I want to start reloading for my .45. I'm sick of dumping $30 per range trip... even on Walmart ammo.

Suggestions on GOOD, but ECONOMICAL stuff? I don't need huge volume, just 50-100 per week.

Buy used? Anyone selling?

Jeff


----------



## K Bob (Sep 17, 2007)

Say Jeff I bought a Lee anniversary kit and carbide Lee .45 dies. This setup works great and cost was around a hundred dollars. It's not as fast as the progressive press,but it's a heck of a lot less exspensive.I can load 100 rounds of .45 for around nine dollars. I did not like the Lee powder dump so I got a Lyman no.55 it works great and really speeds up single stage reloading.


----------



## spacedoggy (May 11, 2006)

I'd get the Lee 4 hole Turret press. It's right there in the middle of a single stag press and a progressive press. It's around 80.00 dollars at midway. To get everything you need to get started should run you around 140. You should be able to make 150 to 200 45 an hour. If you decide that you want to reload different rounds say add 9mm it would run you around 40.00. You can make match bulletts like a single stage press and do things in stages or make bulk for just popping off at the range. That's why I love the turret. Check these videos out. Check these short how to videos out on this page

http://www.leeprecision.com/html/HelpVideos/video.html

*Reloading process demonstrated

Turret Press in operation

Four hole turret index adjustment

*


----------



## cbrgator (Aug 21, 2007)

What hardware is being used in those videos. He says the lee Turret Press but it looks more like the classic. I want to look into whatever he is using because he makes it look ridiculously easy.


----------



## JeffWard (Aug 24, 2007)

WE HAVE A WINNER!!!!!

I think I'm going with the Lee Classic (4-hole) Press. If I can crank out 100 rds of ACP for around $10, and WWB at Walmart is $30 per hundred...

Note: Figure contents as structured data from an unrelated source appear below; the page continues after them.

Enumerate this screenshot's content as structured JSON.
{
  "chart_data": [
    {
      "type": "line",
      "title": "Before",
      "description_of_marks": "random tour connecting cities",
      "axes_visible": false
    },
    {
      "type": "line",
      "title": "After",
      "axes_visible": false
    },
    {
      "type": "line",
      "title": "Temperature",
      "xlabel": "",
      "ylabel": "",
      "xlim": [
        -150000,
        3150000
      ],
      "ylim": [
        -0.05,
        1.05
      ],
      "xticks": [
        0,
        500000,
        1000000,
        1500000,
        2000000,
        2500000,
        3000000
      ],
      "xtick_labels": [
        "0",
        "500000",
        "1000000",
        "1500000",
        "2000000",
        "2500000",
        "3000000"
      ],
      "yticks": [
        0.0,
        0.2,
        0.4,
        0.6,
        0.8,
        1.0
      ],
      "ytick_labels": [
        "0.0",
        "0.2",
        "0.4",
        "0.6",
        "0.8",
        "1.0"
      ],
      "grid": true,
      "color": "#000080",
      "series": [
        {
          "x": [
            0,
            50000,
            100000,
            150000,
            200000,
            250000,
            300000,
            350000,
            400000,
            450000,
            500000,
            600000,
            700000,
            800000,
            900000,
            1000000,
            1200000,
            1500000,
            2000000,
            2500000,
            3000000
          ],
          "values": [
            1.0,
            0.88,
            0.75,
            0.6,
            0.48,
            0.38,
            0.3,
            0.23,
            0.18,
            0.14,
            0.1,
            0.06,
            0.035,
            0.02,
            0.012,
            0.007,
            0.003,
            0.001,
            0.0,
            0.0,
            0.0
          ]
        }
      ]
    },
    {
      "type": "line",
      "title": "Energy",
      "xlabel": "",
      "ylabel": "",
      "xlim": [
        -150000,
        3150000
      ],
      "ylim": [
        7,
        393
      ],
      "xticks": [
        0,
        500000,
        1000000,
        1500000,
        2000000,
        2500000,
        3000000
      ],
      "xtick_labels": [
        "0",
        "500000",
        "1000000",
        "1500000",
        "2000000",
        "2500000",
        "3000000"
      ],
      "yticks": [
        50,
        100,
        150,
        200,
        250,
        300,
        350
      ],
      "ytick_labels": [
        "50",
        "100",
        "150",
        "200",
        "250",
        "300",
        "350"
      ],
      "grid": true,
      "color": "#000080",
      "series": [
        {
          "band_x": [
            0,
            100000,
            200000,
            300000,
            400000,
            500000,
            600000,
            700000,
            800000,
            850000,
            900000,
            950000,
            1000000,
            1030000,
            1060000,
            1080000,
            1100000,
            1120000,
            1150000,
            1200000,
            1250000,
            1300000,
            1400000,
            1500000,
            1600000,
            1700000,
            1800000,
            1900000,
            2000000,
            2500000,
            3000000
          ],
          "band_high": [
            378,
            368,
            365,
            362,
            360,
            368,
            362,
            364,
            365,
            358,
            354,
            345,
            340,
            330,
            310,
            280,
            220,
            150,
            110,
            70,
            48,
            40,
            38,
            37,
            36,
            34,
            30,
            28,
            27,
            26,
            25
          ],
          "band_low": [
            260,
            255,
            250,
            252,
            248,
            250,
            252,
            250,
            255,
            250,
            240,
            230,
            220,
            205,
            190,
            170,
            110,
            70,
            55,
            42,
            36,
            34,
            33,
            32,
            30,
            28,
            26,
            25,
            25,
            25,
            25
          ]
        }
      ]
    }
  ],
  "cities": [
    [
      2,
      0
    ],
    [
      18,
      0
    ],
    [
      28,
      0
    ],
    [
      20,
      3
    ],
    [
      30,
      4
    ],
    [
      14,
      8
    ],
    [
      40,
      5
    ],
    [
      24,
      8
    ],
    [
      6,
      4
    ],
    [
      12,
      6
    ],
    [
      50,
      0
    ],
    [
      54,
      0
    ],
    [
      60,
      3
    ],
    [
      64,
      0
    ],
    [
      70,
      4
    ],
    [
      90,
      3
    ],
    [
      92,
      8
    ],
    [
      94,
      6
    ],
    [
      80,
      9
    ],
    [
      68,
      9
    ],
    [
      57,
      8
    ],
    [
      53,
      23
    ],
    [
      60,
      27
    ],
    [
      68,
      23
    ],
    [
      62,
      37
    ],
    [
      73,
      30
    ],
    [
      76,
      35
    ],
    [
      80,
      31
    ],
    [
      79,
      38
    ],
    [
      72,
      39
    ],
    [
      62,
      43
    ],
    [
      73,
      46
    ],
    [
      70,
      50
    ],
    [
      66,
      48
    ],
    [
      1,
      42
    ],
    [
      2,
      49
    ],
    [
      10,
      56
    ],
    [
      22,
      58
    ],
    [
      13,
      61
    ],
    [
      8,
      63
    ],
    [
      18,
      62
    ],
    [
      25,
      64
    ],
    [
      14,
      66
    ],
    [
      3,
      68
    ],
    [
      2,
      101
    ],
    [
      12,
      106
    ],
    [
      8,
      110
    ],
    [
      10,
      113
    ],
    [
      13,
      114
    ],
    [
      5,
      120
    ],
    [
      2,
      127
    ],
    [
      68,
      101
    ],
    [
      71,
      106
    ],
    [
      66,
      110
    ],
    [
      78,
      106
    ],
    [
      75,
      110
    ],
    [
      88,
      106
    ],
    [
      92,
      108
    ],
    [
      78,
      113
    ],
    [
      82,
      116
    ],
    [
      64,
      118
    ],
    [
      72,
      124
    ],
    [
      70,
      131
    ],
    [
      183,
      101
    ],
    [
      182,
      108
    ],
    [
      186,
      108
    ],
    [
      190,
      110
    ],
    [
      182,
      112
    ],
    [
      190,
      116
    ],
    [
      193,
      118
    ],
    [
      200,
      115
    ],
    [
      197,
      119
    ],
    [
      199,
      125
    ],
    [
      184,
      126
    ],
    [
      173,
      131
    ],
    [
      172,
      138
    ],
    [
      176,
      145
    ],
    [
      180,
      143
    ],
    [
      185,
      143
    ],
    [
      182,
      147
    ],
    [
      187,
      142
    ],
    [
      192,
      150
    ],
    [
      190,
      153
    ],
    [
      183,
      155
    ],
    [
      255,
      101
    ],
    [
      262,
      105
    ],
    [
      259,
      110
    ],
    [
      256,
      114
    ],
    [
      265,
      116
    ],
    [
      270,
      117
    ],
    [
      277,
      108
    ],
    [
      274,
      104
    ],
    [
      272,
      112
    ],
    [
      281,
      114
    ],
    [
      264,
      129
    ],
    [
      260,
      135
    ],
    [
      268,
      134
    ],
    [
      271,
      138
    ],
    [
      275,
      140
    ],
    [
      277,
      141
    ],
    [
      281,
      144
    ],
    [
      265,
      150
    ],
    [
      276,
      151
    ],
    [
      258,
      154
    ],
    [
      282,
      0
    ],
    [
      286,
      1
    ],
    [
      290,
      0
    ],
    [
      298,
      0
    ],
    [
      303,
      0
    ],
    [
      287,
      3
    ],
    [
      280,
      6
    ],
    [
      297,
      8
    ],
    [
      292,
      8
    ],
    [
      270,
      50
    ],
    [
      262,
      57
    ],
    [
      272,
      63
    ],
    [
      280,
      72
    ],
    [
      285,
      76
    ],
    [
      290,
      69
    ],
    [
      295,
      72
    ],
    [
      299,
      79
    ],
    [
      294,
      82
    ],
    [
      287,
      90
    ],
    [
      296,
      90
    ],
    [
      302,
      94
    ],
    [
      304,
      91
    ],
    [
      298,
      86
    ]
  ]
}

$200 worth of press+dies+toys pays for itself in 7-10 weeks, since I burn 100-200 rounds per week.

I'll add the 9mm dies later for my G/F's auto.

I assume 9-10 per 100 does not include brass... But since the range I shoot at usually is about ankle deep in .45 and 9mm brass by 6pm... Almost literally... Granted, they have a company that comes and gets all their spent brass each night, but if I shoot 100, and take home my spent cases, plus a few dozen... no one will bitch.

One more question:
What's the life expectancy of a .45 case? 2-5 reloads? 12? 50?
For safety, and for quality.

Thanks for all the great info!

Jeff


----------



## Baldy (Jun 21, 2006)

Shoot them till they split is the way I do it. Some of my brass has been loaded more than twenty times. How do I know? I used to keep records until I found out it was a waste of time. Just inspect them real good before loading. Good luck.


----------